Style is everything. It’s one of the first things that people notice about you when they see and meet you for the first time. Everyone has a personal style. For some it may be more laid back and casual. While others it may be more suit and tie dressed to impress. Whatever your style is, you make it your own and it reflects you. With a few helpful tips, it’s easy to figure out how to develop your own look.
An Eye for Style
Finding your personal style can be intimidating for some. There are so many different styles and what’s key is determining what you like. One of the easiest ways to develop your style is to observe stylish people around you. It may be an athlete, musical artist or celebrity; style inspiration is everywhere. Maybe someone with a similar body build or physical characteristics like yours. After you determine what you like, try to recreate their style.

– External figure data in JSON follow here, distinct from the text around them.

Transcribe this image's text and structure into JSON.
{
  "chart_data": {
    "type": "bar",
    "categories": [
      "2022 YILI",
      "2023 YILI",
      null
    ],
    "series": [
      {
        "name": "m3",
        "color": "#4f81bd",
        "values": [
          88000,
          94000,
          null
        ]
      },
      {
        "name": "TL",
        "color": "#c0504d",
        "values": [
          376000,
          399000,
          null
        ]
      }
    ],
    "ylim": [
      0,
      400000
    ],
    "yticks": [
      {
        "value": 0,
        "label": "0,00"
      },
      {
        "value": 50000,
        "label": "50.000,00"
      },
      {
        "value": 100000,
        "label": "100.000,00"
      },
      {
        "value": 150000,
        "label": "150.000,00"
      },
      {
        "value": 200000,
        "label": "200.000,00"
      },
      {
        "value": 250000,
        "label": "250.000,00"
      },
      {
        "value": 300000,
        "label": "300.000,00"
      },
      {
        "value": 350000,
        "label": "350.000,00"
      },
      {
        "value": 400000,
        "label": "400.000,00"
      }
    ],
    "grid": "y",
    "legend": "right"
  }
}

Wear what feels comfortable and genuine to you. While you can definitely develop style inspiration from others, make their look your own. Don’t try to “look like someone else.” What works for one person may or may not work for you. It’s important to wear what feel natural to you or you’ll feel insecure. People will notice not only through physical appearance, but through your body language.

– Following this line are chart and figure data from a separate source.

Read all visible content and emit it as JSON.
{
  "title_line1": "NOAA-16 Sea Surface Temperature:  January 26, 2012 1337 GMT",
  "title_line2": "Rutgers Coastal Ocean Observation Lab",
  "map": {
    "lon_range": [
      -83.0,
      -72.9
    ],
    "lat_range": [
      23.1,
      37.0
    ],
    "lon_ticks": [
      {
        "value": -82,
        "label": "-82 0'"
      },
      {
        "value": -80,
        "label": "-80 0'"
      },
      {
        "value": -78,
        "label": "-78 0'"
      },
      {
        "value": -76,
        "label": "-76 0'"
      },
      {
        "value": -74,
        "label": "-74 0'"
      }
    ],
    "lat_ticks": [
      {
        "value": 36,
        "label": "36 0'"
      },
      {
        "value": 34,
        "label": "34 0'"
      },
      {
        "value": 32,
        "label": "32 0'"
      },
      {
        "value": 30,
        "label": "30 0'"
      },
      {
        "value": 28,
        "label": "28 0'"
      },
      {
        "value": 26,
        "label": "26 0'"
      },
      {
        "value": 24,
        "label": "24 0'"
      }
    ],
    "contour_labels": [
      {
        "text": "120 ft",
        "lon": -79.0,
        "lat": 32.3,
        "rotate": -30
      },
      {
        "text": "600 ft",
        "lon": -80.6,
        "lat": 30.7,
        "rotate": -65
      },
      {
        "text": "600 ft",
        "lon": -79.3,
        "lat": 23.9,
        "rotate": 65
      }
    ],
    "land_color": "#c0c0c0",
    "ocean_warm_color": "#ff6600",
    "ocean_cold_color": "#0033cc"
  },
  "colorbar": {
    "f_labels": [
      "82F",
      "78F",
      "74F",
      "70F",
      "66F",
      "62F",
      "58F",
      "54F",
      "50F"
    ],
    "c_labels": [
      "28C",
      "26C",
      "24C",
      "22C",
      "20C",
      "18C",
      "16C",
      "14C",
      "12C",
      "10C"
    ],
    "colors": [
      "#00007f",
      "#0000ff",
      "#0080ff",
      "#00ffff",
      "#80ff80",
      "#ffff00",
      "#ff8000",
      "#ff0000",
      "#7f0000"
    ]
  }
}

When shopping, one way to know that something is “your style” is you will love it. If you have doubt when purchasing items, chances are it’s not your style or the fit may be off. This means you probably won’t wear it. My philosophy is, if you don’t love it don’t buy to avoid a closet full of clothing with the tags still attached.
Find what compliments you. Know what your best body assets are and accentuate them. Steer away from clothing and fabrics that will not compliment your physique. Wear what enhances your complexion. If you have a warmer skin tone, colors with yellow undertones will compliment you well. If you have a cool skin tone, blue undertones will have the same effect accenting the skin. Find what works best for you.
You only have one opportunity to make a first impression, so it’s important to make it count.